Published associational studies (often derived from administrative databases) are often DAG-free, with weak supporting biological plausibility. Potential non -causal explanations for the findings can be easy to identify. There is a real risk of harm to patients from this type of research. Often, authors gaslight readers by saying that their study isn’t capable of proving causation, while simultaneously either implying, or outright advising, that they act on the results.

@Pavlos_Msaouel has been using DAGs elegantly to inform design of his oncology RCTs. The DAGs in his papers seem, clinically-speaking, eminently sensible. I’d be interested to hear how he develops them.

I’ve asked myself why Pavlos’ concise DAGs, applied for the purpose of improving RCT design , seem so much more credible to me (as a physician) than the few DAGs that I’ve seen constructed for the purpose of deriving causal inferences from observational studies (which look, to me, like hopelessly subjective birds’ nests). I thought of a few possible explanations. First, I suspect that the evidence underpinning his DAGs is of a much higher volume and rigour, as necessitated by the high-stakes nature of the drug development gauntlet (?) Second, it occurred to me that his incentives, and the incentives of drug sponsors , are very different from those of academic observational researchers. As non-scientific as this might sound, it’s human nature for us to factor in the researchers’ incentive structure when gauging the credibility of published research. And finally, the consequences of him getting the DAG “wrong” will work against him, not in his favour (as can potentially be the case for sloppily-constructed DAGs in the observational research realm).

Different types of researchers can be differentially incentivized to construct DAGs in the design phase of their studies. In using DAGs to inform oncology RCT design, it seems like Pavlos is trying to optimize assay sensitivity (the ability of his trials to detect signals of intrinsic therapeutic efficacy). If his DAGs are unreliable/incorrect, the consequence is not likely to be “false” signals of therapeutic efficacy (which drug sponsors could then milk for profit), but rather failure to detect signals of therapeutic efficacy that are actually present (which would cause patients to lose out on potentially life-lengthening therapeutic advances). His incentive (and that of the drug sponsor) to both use DAGs and to “get them right” is very strong.

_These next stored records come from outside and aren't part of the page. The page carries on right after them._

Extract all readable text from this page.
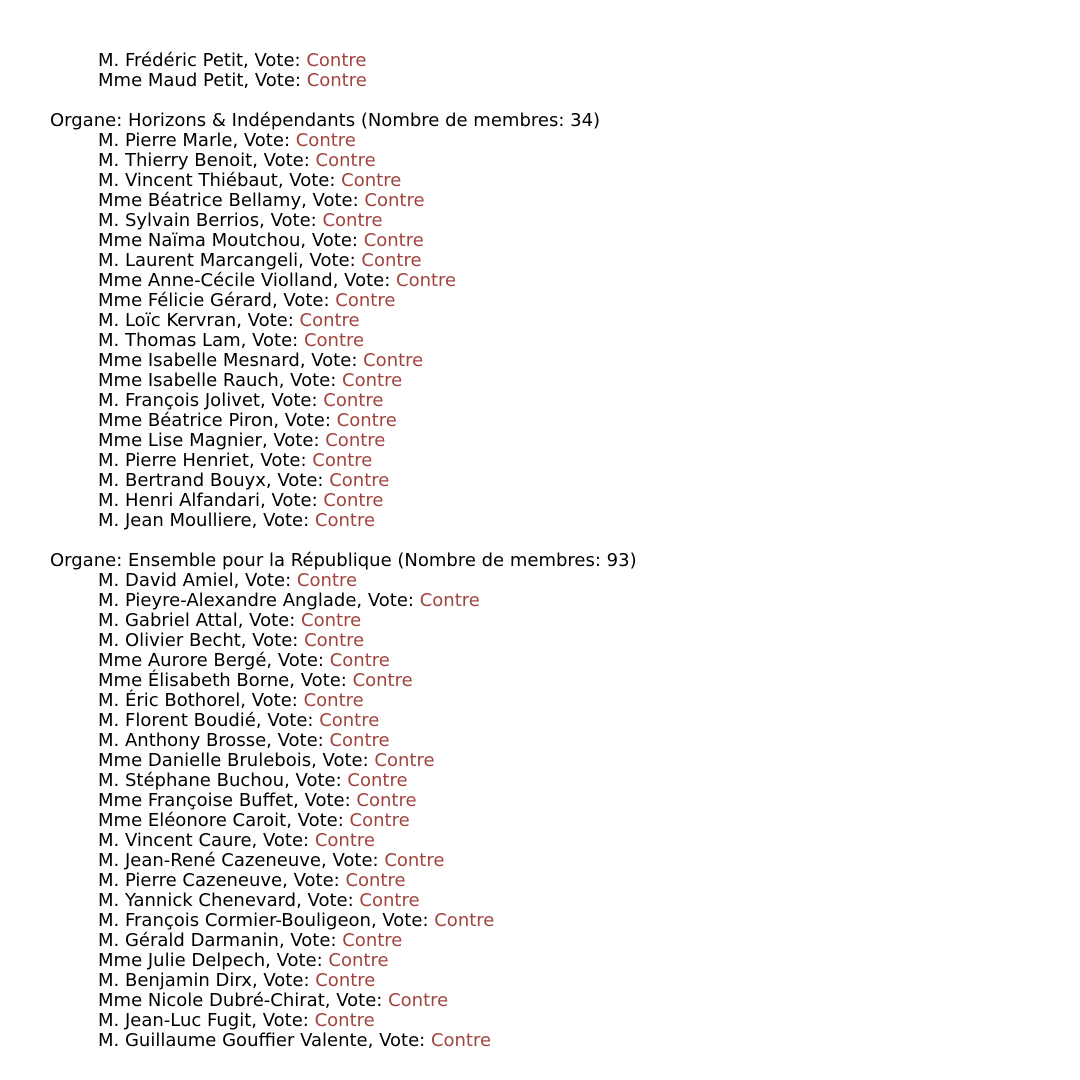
M. Frédéric Petit, Vote: Contre
Mme Maud Petit, Vote: Contre
Organe: Horizons & Indépendants (Nombre de membres: 34)
M. Pierre Marle, Vote: Contre
M. Thierry Benoit, Vote: Contre
M. Vincent Thiébaut, Vote: Contre
Mme Béatrice Bellamy, Vote: Contre
M. Sylvain Berrios, Vote: Contre
Mme Naïma Moutchou, Vote: Contre
M. Laurent Marcangeli, Vote: Contre
Mme Anne-Cécile Violland, Vote: Contre
Mme Félicie Gérard, Vote: Contre
M. Loïc Kervran, Vote: Contre
M. Thomas Lam, Vote: Contre
Mme Isabelle Mesnard, Vote: Contre
Mme Isabelle Rauch, Vote: Contre
M. François Jolivet, Vote: Contre
Mme Béatrice Piron, Vote: Contre
Mme Lise Magnier, Vote: Contre
M. Pierre Henriet, Vote: Contre
M. Bertrand Bouyx, Vote: Contre
M. Henri Alfandari, Vote: Contre
M. Jean Moulliere, Vote: Contre
Organe: Ensemble pour la République (Nombre de membres: 93)
M. David Amiel, Vote: Contre
M. Pieyre-Alexandre Anglade, Vote: Contre
M. Gabriel Attal, Vote: Contre
M. Olivier Becht, Vote: Contre
Mme Aurore Bergé, Vote: Contre
Mme Élisabeth Borne, Vote: Contre
M. Éric Bothorel, Vote: Contre
M. Florent Boudié, Vote: Contre
M. Anthony Brosse, Vote: Contre
Mme Danielle Brulebois, Vote: Contre
M. Stéphane Buchou, Vote: Contre
Mme Françoise Buffet, Vote: Contre
Mme Eléonore Caroit, Vote: Contre
M. Vincent Caure, Vote: Contre
M. Jean-René Cazeneuve, Vote: Contre
M. Pierre Cazeneuve, Vote: Contre
M. Yannick Chenevard, Vote: Contre
M. François Cormier-Bouligeon, Vote: Contre
M. Gérald Darmanin, Vote: Contre
Mme Julie Delpech, Vote: Contre
M. Benjamin Dirx, Vote: Contre
Mme Nicole Dubré-Chirat, Vote: Contre
M. Jean-Luc Fugit, Vote: Contre
M. Guillaume Gouffier Valente, Vote: Contre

The incentive structure around DAG construction seems more complicated for observational researchers than clinical trialists. An observational researcher who is motivated primarily by the prospect of contributing one strand to an evidentiary web for an important causal clinical question will, ideally, first survey subject matter experts to hone the clinical question and then construct a DAG. Only THEN will/should he examine his data source to see if he has the right data to address the question. If he is honest, he will likely OFTEN find that the administrative data at his disposal are insufficiently comprehensive/granular to inform the clinical question- and he will abandon his plan. In this situation, construction of a solid DAG has effectively penalized him personally (as he won’t be able to publish and advance his career- and, therefore, feed his family). And even if he DOES make an effort to construct a DAG, there’s a good chance that the quality of the DAG will be inversely proportional to the likelihood of the research getting published (if the DAG contributes to a less eye-catching result). This incentive misalignment does not reflect personal failure on the part of the researcher, but rather a corrupted research ecosystem.

The “publish or perish” culture in academic research needs to be addressed before good research practices will take root. The onus is on funders not to fund badly-designed research and on universities not to make promotion contingent on publication metrics.